PALM: Pushing Adaptive Learning Rate Mechanisms for Continual Test-Time Adaptation
Sarthak Kumar Maharana, Baoming Zhang, Yunhui Guo
TL;DR
PALM tackles continual test-time adaptation by removing reliance on noisy pseudo-labels and instead using gradient-based prediction uncertainty to select which layers to adapt. It then modulates learning rates for parameters in the selected layers according to a domain-shift sensitivity measure that blends current and past task information, while freezing unselected layers to mitigate catastrophic forgetting. The approach combines a KL-divergence-based uncertainty objective with a sensitivity-driven LR update and a dual-term optimization (entropy plus consistency), enabling selective, efficient adaptation.

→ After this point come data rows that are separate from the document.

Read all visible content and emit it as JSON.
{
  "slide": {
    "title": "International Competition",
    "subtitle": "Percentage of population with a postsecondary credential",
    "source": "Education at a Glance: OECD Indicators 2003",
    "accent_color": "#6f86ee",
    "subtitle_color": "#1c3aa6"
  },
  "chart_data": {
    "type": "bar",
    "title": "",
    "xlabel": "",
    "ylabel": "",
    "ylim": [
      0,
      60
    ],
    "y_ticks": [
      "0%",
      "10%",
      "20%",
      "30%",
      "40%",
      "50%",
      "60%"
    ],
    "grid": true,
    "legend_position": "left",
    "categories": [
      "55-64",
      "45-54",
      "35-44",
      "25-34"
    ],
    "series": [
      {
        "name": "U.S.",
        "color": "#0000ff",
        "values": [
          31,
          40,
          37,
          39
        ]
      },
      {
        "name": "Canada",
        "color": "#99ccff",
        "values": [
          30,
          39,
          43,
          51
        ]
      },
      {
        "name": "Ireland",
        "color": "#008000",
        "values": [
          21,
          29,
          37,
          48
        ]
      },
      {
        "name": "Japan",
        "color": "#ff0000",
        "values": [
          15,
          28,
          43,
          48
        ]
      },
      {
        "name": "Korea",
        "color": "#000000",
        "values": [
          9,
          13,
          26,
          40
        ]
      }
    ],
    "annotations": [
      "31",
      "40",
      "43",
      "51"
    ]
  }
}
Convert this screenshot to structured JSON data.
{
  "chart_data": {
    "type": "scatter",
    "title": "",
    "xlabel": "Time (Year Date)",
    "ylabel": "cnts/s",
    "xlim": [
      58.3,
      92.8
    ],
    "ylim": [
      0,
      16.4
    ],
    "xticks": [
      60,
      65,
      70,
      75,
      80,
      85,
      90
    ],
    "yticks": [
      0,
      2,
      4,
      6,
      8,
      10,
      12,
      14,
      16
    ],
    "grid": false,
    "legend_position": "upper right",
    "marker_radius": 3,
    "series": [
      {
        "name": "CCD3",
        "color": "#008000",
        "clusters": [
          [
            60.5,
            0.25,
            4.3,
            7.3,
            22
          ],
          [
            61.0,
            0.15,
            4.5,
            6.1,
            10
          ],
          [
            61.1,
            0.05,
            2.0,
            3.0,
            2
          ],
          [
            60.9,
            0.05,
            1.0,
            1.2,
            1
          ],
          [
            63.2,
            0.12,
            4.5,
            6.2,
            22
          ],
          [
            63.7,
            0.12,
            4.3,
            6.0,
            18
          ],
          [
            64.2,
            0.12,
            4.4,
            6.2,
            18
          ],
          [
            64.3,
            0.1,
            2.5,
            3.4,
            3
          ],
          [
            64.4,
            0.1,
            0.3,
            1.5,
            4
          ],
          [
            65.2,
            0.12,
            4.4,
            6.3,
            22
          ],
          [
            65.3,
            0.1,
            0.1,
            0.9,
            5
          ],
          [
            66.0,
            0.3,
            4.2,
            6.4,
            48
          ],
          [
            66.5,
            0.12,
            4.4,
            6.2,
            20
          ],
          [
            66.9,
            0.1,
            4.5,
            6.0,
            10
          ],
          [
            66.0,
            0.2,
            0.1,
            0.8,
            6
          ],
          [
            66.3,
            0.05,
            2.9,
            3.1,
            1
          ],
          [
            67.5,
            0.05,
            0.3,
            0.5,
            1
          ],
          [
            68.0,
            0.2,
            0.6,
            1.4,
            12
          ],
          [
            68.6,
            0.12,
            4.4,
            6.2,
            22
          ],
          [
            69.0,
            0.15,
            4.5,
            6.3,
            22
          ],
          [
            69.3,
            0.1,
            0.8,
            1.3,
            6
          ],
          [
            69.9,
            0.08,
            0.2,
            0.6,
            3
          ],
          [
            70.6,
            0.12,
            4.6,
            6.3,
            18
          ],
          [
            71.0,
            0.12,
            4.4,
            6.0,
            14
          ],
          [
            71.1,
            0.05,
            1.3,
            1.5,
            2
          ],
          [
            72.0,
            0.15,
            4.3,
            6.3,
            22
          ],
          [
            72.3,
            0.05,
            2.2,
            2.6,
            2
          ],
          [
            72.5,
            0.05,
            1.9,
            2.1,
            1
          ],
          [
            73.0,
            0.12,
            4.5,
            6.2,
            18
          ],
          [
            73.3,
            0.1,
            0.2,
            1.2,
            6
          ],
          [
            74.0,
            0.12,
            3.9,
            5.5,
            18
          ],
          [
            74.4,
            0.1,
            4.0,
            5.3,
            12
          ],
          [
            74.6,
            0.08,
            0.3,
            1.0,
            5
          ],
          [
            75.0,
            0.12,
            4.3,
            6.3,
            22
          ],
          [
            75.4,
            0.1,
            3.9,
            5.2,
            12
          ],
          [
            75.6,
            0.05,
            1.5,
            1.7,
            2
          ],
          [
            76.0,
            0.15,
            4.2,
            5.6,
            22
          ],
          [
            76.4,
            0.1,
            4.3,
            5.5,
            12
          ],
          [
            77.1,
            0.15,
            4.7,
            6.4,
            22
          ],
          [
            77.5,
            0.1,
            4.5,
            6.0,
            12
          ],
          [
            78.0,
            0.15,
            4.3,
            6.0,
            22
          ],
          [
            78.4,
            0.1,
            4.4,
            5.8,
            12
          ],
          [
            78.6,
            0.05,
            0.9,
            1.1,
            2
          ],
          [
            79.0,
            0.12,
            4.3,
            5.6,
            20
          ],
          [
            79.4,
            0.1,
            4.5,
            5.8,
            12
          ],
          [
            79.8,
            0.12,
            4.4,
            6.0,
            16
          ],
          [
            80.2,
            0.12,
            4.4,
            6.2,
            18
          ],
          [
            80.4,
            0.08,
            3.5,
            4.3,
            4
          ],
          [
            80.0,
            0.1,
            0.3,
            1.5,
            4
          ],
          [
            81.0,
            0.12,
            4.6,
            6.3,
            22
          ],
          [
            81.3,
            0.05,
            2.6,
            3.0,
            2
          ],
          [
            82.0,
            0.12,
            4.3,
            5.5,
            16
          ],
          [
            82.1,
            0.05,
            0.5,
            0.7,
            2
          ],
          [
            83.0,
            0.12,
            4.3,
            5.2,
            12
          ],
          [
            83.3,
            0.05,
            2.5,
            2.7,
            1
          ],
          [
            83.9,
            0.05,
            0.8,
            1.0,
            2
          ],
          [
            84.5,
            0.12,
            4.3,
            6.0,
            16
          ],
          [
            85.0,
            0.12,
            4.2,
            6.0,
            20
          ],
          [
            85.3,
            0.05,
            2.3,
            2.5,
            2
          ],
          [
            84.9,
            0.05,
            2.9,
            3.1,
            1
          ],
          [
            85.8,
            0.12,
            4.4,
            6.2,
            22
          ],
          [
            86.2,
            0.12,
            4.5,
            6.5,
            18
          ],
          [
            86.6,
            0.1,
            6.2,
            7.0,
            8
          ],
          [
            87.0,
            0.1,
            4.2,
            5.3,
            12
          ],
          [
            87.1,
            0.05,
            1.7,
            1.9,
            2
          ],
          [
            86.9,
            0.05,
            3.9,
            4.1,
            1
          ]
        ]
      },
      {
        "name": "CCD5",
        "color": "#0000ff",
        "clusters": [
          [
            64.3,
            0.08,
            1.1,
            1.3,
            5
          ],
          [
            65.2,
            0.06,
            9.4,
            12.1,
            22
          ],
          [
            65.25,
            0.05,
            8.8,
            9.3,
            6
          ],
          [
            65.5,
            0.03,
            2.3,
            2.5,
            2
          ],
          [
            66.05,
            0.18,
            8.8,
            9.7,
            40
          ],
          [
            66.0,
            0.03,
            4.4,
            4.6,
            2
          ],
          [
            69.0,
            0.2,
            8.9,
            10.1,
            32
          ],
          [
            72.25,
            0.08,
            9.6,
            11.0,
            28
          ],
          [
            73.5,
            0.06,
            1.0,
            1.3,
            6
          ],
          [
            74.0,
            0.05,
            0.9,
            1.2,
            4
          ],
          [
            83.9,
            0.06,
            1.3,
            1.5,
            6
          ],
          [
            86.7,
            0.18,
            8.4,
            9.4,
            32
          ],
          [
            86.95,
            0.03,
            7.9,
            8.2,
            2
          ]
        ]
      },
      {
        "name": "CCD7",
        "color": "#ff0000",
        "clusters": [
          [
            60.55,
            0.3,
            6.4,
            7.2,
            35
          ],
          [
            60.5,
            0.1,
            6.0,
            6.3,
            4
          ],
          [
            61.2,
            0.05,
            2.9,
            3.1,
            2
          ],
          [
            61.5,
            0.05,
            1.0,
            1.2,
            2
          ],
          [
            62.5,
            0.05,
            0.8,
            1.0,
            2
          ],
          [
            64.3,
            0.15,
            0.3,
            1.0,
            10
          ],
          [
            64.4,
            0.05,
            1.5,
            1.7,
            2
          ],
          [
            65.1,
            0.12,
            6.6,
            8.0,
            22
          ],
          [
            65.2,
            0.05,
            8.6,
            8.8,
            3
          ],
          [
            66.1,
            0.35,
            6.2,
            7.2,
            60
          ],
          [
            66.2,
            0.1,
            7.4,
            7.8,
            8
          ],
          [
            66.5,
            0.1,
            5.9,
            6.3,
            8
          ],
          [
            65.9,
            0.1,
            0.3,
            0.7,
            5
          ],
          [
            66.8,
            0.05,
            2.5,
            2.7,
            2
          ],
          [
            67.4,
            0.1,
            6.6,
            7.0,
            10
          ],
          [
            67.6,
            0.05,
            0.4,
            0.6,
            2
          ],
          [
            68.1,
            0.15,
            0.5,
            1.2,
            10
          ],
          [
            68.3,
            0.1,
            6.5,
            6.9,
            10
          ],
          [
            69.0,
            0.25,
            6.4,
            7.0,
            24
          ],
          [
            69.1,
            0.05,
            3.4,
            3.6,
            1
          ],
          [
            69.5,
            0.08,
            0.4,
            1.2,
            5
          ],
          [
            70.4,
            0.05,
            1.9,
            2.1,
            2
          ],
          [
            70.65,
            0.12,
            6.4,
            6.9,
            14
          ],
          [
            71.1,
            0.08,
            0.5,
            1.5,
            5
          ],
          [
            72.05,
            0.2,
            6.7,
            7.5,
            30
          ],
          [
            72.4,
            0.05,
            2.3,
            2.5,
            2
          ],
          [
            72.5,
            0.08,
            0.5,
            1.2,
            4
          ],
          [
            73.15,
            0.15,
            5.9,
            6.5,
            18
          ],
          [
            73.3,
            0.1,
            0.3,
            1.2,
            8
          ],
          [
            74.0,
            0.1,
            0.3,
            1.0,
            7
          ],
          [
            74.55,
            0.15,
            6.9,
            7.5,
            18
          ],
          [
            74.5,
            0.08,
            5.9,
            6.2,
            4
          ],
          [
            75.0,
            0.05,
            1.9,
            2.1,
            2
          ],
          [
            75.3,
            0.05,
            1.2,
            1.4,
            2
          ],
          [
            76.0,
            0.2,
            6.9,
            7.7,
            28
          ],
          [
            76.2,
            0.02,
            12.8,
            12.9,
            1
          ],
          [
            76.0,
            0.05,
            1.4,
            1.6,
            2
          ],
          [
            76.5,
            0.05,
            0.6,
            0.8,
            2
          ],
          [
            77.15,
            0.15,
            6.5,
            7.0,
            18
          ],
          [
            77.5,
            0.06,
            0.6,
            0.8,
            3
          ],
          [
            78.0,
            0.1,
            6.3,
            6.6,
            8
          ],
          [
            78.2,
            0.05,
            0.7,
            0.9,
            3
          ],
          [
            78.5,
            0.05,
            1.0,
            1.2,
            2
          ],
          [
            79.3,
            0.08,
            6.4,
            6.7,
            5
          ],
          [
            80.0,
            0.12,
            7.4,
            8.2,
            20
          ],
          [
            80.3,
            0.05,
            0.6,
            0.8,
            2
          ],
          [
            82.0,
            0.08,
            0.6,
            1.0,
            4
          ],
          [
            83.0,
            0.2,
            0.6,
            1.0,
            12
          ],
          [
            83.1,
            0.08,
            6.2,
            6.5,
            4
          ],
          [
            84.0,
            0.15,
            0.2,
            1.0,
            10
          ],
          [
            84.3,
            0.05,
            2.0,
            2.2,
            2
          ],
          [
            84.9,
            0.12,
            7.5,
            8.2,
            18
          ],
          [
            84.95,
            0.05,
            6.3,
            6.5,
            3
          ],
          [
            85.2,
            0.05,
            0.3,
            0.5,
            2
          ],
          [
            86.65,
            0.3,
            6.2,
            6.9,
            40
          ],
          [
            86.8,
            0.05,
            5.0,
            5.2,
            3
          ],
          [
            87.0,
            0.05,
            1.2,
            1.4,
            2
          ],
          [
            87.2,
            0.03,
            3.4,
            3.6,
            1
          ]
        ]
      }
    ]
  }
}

Empirical results on CIFAR-10C, CIFAR-100C, and ImageNet-C show PALM achieving state-of-the-art CTTA/GTTA performance with far fewer trainable parameters and lower computational demands than full-model methods.
Abstract
Real-world vision models in dynamic environments face rapid shifts in domain distributions, leading to decreased recognition performance. Using unlabeled test data, continuous test-time adaptation (CTTA) directly adjusts a pre-trained source discriminative model to these changing domains. A highly effective CTTA method involves applying layer-wise adaptive learning rates for selectively adapting pre-trained layers. However, it suffers from the poor estimation of domain shift and the inaccuracies arising from the pseudo-labels. This work aims to overcome these limitations by identifying layers for adaptation via quantifying model prediction uncertainty without relying on pseudo-labels. We utilize the magnitude of gradients as a metric, calculated by backpropagating the KL divergence between the softmax output and a uniform distribution, to select layers for further adaptation. Subsequently, for the parameters exclusively belonging to these selected layers, with the remaining ones frozen, we evaluate their sensitivity to approximate the domain shift and adjust their learning rates accordingly. We conduct extensive image classification experiments on CIFAR-10C, CIFAR-100C, and ImageNet-C, demonstrating the superior efficacy of our method compared to prior approaches.